Graphite occurs naturally in igneous and metamorphic rocks, where high temperatures and pressures compress carbon into graphite. Graphite can also be created synthetically by heating materials with high carbon content (e.g. petroleum coke or coal-tar pitch). The carbon-rich material is heated to 2500 to 3000 degrees Celsius, which is hot enough to "purify" the material of contaminants, allowing the carbon to form its hexagonal sheets.
Graphite is extremely soft and breaks into thin flexible flakes that easily slide over one another, resulting in a greasy feel. Due to this, graphite is a good "dry" lubricant and can be used in applications where wet lubricants (like lubricating oil) cannot.
Carbon has several other allotropes, or forms, that occur naturally, each with their own crystal structure(Figure 2). One form is graphene, which is a single layer of carbon atoms in a hexagonal pattern. Another well-known allotrope of carbon, are diamonds.

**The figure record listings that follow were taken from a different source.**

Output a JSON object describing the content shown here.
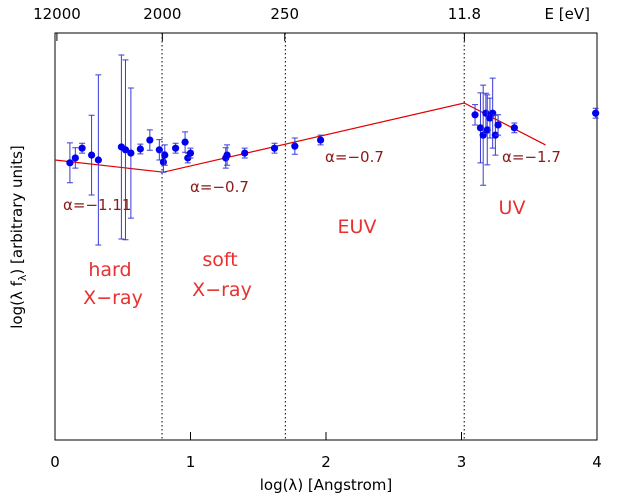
{
  "chart_data": {
    "type": "errorbar-scatter",
    "xlabel": "log(λ) [Angstrom]",
    "ylabel": [
      "log(λ f",
      "λ",
      ") [arbitrary units]"
    ],
    "x2label": "E [eV]",
    "xlim": [
      0,
      4
    ],
    "xticks": [
      0,
      1,
      2,
      3,
      4
    ],
    "ylim": [
      0,
      100
    ],
    "x2ticks": [
      12000,
      2000,
      250,
      11.8
    ],
    "dividers": [
      0.79,
      1.7,
      3.02
    ],
    "series": [
      {
        "color": "#0000ee",
        "x": [
          0.11,
          0.15,
          0.2,
          0.27,
          0.32,
          0.49,
          0.52,
          0.56,
          0.63,
          0.7,
          0.77,
          0.8,
          0.81,
          0.89,
          0.96,
          0.98,
          1.0,
          1.26,
          1.27,
          1.4,
          1.62,
          1.77,
          1.96,
          3.1,
          3.14,
          3.16,
          3.18,
          3.19,
          3.21,
          3.23,
          3.25,
          3.27,
          3.39,
          3.99
        ],
        "values": [
          68.1,
          69.3,
          71.7,
          70.0,
          68.8,
          72.0,
          71.3,
          70.5,
          71.5,
          73.7,
          71.3,
          68.3,
          70.0,
          71.7,
          73.2,
          69.3,
          70.5,
          69.3,
          70.0,
          70.5,
          71.7,
          72.2,
          73.7,
          79.9,
          76.7,
          74.9,
          80.3,
          76.2,
          79.1,
          80.3,
          74.9,
          77.4,
          76.7,
          80.3
        ],
        "errors": [
          4.9,
          2.5,
          1.2,
          9.8,
          20.9,
          22.6,
          22.1,
          16.0,
          1.2,
          2.5,
          2.5,
          2.5,
          2.5,
          1.2,
          2.5,
          1.2,
          1.2,
          2.5,
          2.5,
          1.2,
          1.2,
          2.0,
          1.2,
          2.5,
          8.6,
          12.3,
          4.9,
          8.6,
          4.9,
          8.6,
          4.9,
          2.5,
          1.2,
          1.2
        ]
      }
    ],
    "model": {
      "color": "#e00000",
      "x": [
        0,
        0.8,
        3.02,
        3.62
      ],
      "values": [
        68.8,
        65.8,
        82.8,
        72.5
      ]
    },
    "annotations": [
      {
        "text": "α=−1.11",
        "color": "#8b1a1a"
      },
      {
        "text": "α=−0.7",
        "color": "#8b1a1a"
      },
      {
        "text": "α=−0.7",
        "color": "#8b1a1a"
      },
      {
        "text": "α=−1.7",
        "color": "#8b1a1a"
      },
      {
        "text": "hard",
        "color": "#e83030"
      },
      {
        "text": "X−ray",
        "color": "#e83030"
      },
      {
        "text": "soft",
        "color": "#e83030"
      },
      {
        "text": "X−ray",
        "color": "#e83030"
      },
      {
        "text": "EUV",
        "color": "#e83030"
      },
      {
        "text": "UV",
        "color": "#e83030"
      }
    ]
  }
}
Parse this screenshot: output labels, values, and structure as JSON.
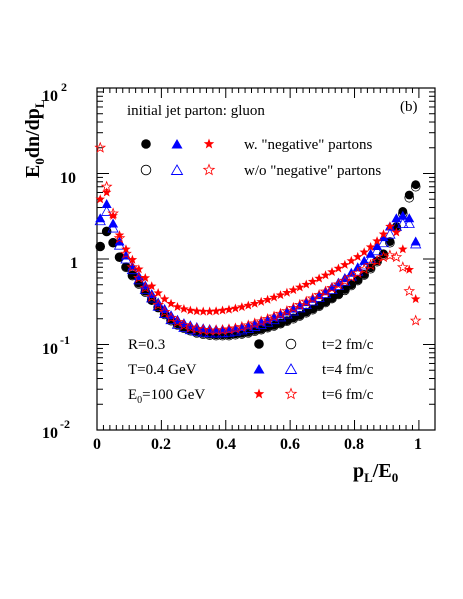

Although also composed of pure carbon, diamonds are almost entirely different in their physical properties.
Graphite is used in a number of applications that require high temperatures and need a material that will not melt or disintegrate. Graphite is used to make the crucibles for the steel industry. Graphite is also used as a neutron moderator in certain nuclear reactors, like the Soviet RBMK, due to its ability to slow down fast-moving neutrons.